Merkel has said she will back Manfred Weber, the lead candidate of the centre-right European People’s Party (EPP), which suffered significant losses but remained parliament’s biggest bloc with 180 seats.

But Macron is set against Weber – a long-standing MEP seen as lacking in charisma or appeal beyond the corridors of Brussels – and other national leaders share his scepticism.

With the centre-left Socialists and Democrats (S&D) projected to win 147 seats, down from 185, the two mainstream parties will no longer have a majority and will have to reach out to the liberals and greens to pass legislation – and approve a new commission president.

Sebastien Maillard of the Delors Institute said the mixed result of the election meant no political group was strong enough to force through their pick to succeed Jean-Claude Juncker at the head of the commission.

“No lead candidate can claim to have a majority, so that opens the game up,” Maillard said. “A man or woman must be found who has enough broad appeal that they can achieve a consensus between these forces.”

German Greens party top candidate Sven Giegold and co-leader of the Green party Annalena Baerbock celebrate as exit polls are announced.

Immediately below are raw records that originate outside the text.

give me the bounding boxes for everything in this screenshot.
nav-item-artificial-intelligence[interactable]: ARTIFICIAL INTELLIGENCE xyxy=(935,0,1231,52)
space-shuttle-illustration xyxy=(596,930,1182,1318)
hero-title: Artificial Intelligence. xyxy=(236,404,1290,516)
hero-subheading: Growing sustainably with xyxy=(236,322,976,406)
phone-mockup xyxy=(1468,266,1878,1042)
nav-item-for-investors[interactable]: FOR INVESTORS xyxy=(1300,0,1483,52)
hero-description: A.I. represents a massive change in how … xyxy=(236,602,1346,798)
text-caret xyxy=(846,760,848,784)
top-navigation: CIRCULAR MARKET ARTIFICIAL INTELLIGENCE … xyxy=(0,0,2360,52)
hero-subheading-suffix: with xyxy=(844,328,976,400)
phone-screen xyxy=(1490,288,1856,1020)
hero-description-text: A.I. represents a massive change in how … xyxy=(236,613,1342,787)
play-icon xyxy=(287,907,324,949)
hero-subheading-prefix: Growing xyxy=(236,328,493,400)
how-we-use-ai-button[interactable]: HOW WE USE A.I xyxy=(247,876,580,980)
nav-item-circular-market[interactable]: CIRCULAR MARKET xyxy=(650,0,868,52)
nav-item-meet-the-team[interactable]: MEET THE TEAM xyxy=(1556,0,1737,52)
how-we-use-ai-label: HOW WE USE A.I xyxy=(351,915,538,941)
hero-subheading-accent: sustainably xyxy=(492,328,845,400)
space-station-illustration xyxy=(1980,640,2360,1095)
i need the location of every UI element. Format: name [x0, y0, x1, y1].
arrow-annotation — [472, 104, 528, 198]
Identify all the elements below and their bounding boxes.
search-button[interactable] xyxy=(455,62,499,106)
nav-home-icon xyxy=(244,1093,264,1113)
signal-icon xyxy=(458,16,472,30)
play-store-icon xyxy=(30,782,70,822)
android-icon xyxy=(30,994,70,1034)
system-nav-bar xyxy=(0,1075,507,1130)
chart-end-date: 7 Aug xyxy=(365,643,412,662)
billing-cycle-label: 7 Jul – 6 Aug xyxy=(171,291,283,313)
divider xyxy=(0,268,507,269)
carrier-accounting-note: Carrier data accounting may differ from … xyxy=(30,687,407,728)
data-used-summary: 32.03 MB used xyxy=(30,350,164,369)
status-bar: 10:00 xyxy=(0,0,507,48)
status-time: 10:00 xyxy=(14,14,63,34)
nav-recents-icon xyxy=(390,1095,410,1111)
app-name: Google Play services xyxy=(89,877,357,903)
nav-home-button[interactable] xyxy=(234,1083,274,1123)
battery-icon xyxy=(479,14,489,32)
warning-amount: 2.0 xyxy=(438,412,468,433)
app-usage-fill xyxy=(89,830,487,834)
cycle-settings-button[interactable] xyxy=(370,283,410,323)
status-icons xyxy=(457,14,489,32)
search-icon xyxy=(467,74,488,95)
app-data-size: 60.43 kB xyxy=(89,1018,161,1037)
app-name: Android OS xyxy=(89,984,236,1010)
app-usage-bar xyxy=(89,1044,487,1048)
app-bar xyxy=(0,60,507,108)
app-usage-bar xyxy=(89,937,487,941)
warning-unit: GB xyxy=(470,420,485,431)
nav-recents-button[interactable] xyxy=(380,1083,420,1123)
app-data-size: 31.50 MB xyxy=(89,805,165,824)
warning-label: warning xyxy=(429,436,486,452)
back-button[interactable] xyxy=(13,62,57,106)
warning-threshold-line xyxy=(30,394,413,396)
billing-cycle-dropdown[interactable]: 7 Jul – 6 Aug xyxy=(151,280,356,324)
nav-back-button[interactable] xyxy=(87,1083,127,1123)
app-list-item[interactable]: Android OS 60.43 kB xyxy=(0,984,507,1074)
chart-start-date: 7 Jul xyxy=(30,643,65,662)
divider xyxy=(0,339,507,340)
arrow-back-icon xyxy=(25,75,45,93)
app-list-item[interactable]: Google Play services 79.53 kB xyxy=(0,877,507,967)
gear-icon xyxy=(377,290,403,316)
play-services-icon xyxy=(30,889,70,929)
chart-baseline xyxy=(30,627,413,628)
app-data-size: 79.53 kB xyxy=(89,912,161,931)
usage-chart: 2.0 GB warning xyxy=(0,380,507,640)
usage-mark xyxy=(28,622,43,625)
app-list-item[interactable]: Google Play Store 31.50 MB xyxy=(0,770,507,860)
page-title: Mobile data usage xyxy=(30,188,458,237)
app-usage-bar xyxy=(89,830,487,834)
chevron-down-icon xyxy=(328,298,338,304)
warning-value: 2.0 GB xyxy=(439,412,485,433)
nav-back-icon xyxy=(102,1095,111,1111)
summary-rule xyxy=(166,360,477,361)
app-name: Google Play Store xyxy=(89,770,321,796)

Photo: AFP
German Greens party top candidate Sven Giegold and co-leader of the Green party Annalena Baerbock celebrate as exit polls are announced. Photo: AFP

Across Europe, the various populist, Eurosceptic and right-wing parties won more than 150 seats between them, but with differing platforms and priorities, form no coherent parliamentary coalition.

The results have had a dramatic knock-on effect in domestic politics, with Germany’s Merkel forced to call crisis talks with her embattled coalition after suffering a drubbing at the polls, where the Greens beat junior government partner the Social Democratic Party to second place.

In Greece, Prime Minister Alexis Tsipras has called early elections after a thumping for his Syriza party, while Austrian Chancellor Sebastian Kurz was ousted in a no-confidence vote on Monday.